Discretization-independent multifidelity operator learning for partial differential equations

TL;DR

This paper introduces a discretization-independent operator learning model for PDEs that enhances multifidelity learning, providing theoretical guarantees and demonstrating improved accuracy and efficiency through extensive numerical experiments.

Contribution

The paper presents a novel discretization-independent operator learning framework that enables robust multifidelity PDE solutions with theoretical guarantees and empirical validation.

Findings

Multifidelity training improves accuracy and efficiency.

Discretization independence enhances robustness across PDE types.
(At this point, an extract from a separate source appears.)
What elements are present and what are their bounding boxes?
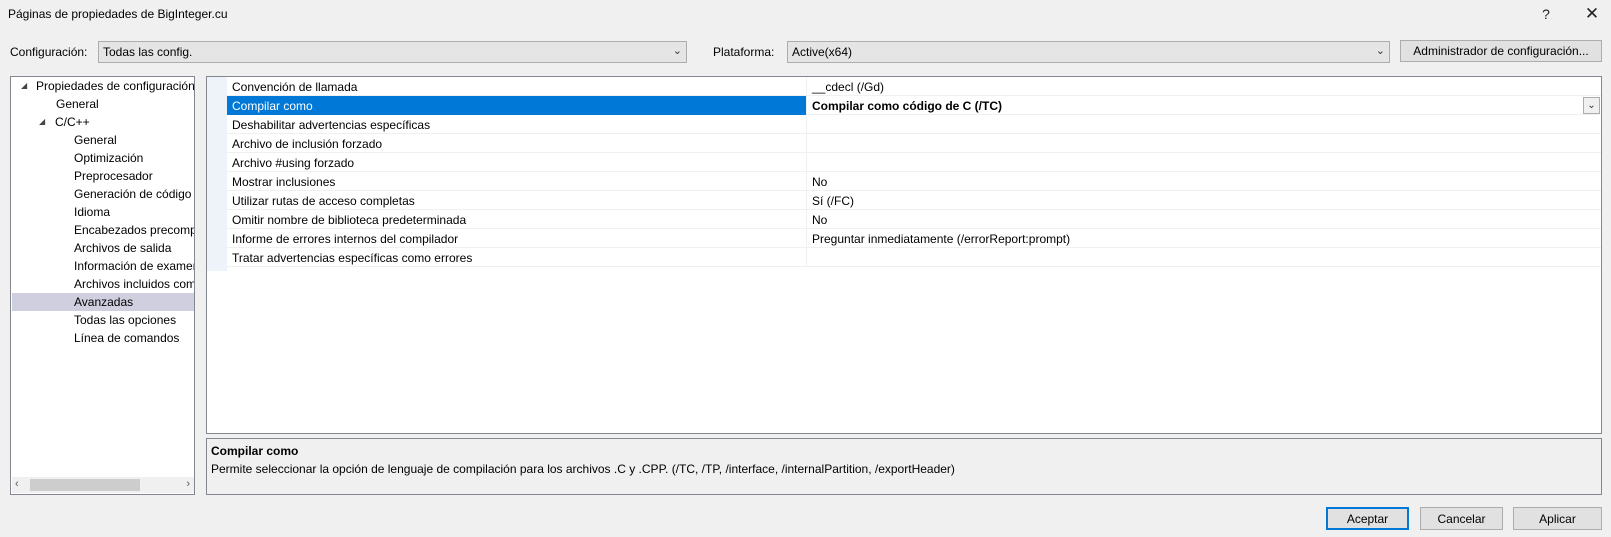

Theoretical guarantees demonstrate universal approximation.

Abstract

We develop a new and general encode-approximate-reconstruct operator learning model that leverages learned neural representations of bases for input and output function distributions. We introduce the concepts of \textit{numerical operator learning} and \textit{discretization independence}, which clarify the relationship between theoretical formulations and practical realizations of operator learning models. Our model is discretization-independent, making it particularly effective for multifidelity learning. We establish theoretical approximation guarantees, demonstrating uniform universal approximation under strong assumptions on the input functions and statistical approximation under weaker conditions. To our knowledge, this is the first comprehensive study that investigates how discretization independence enables robust and efficient multifidelity operator learning. We validate our method through extensive numerical experiments involving both local and nonlocal PDEs, including time-independent and time-dependent problems. The results show that multifidelity training significantly improves accuracy and computational efficiency. Moreover, multifidelity training further enhances empirical discretization independence.